First of all, let me tell you that people ran up the stairs. This is despite the fact that the film had been out for several weeks and despite the fact that there was allocated seating. Once it started, I listened carefully to the audience reactions. (I always do. I hate audience reactions of any kind. If you try to talk to me in a cinema I will follow you into the car park and slash your tires.) But there was something different in the usual audience murmurs and chuckles of approval. Something almost maternal. Like slide night with your grandparents used to be when they cooed and clucked over pictures of you in a superman costume. Whenever his twisted sense of humour shone through the drama (for example when Ann Darrow dangles above one dinosaur mouth whilst clinging to another), they would chuckle as if to say, “Oh, that’s so Peter.” On top of that was a distinctive sense of civic pride, of taking ownership. It was filmed in its entirety in an old paint factory just over the hill, after all. Then there were the squeals of recognition. Everyone in the audience knew someone in King Kong. I live seven hundred kilometres away and I know eight. Watching a Peter Jackson film at the Embassy is like going to the world’s most expensive school concert. It was fantastic.

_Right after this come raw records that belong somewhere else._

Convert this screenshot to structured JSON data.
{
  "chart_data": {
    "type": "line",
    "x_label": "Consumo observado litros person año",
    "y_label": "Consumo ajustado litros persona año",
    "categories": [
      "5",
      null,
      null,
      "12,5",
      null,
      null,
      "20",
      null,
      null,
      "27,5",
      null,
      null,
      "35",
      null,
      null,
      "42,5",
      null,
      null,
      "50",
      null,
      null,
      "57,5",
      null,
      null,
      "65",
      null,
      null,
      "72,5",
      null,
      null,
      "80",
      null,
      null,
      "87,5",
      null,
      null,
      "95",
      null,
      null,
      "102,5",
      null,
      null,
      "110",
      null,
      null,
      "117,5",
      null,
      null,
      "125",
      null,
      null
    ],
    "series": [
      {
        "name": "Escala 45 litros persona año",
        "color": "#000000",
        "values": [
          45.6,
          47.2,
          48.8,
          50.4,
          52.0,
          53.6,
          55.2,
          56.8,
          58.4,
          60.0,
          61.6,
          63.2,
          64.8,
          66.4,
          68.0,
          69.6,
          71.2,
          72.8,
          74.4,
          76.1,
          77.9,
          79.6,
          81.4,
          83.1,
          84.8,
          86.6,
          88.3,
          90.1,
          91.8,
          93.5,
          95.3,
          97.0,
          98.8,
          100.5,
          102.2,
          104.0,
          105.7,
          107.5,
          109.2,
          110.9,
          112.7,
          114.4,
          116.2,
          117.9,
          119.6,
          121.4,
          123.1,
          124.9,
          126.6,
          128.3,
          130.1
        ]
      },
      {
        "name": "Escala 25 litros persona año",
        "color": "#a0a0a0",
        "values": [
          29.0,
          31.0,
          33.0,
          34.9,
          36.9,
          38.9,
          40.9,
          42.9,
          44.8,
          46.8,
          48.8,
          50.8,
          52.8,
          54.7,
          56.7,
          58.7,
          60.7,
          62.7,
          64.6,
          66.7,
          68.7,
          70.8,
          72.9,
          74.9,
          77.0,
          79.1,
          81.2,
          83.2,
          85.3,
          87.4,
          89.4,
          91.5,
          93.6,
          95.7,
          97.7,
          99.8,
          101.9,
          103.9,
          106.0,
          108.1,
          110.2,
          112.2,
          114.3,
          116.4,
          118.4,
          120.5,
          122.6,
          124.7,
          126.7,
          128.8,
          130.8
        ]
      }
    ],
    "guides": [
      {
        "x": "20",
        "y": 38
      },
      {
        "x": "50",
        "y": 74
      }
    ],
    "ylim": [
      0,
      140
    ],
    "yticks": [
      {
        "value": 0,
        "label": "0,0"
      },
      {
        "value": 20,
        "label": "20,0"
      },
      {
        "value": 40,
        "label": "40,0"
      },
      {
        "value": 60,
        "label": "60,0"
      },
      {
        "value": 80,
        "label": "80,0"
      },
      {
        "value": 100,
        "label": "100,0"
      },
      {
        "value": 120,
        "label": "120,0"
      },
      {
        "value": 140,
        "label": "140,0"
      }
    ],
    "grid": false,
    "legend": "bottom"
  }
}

Peter Jackson is widely regarded as the most powerful man in Hollywood. Ha. His control over Wellington borders on the feudal. If there is a coastal development he doesn’t approve of, then neither does the council. Buildings get restored (the aforementioned Embassy Theatre being one), roads get built. I sincerely hope he doesn’t enter politics, he’ll lose all ability to make positive changes. Dictators aren’t as effective. Nor are they as beneficial. He’s bought up acres of industrial land and is turning them into a world class movie-making facility, film by film. This ambitious plan to make Wellington the destination for cutting-edge filmmaking will ultimately be worth millions to his home town. Every major city should be run by a profoundly successful artist. Their motivations for change would come from a far more sincere place. Education, transport and the preservation of the natural landscape would replace “this is where you get the photocopied form you need to build a high-rise apartment block” as the council’s raison d’etre.

Proud, parochial, united in celebration. I have never seen a city like Peter Jackson’s Wellington. Thinking on it… That makes me a little sad. I wish it could be like that everywhere. All hail the King of Kong. Long may he reign.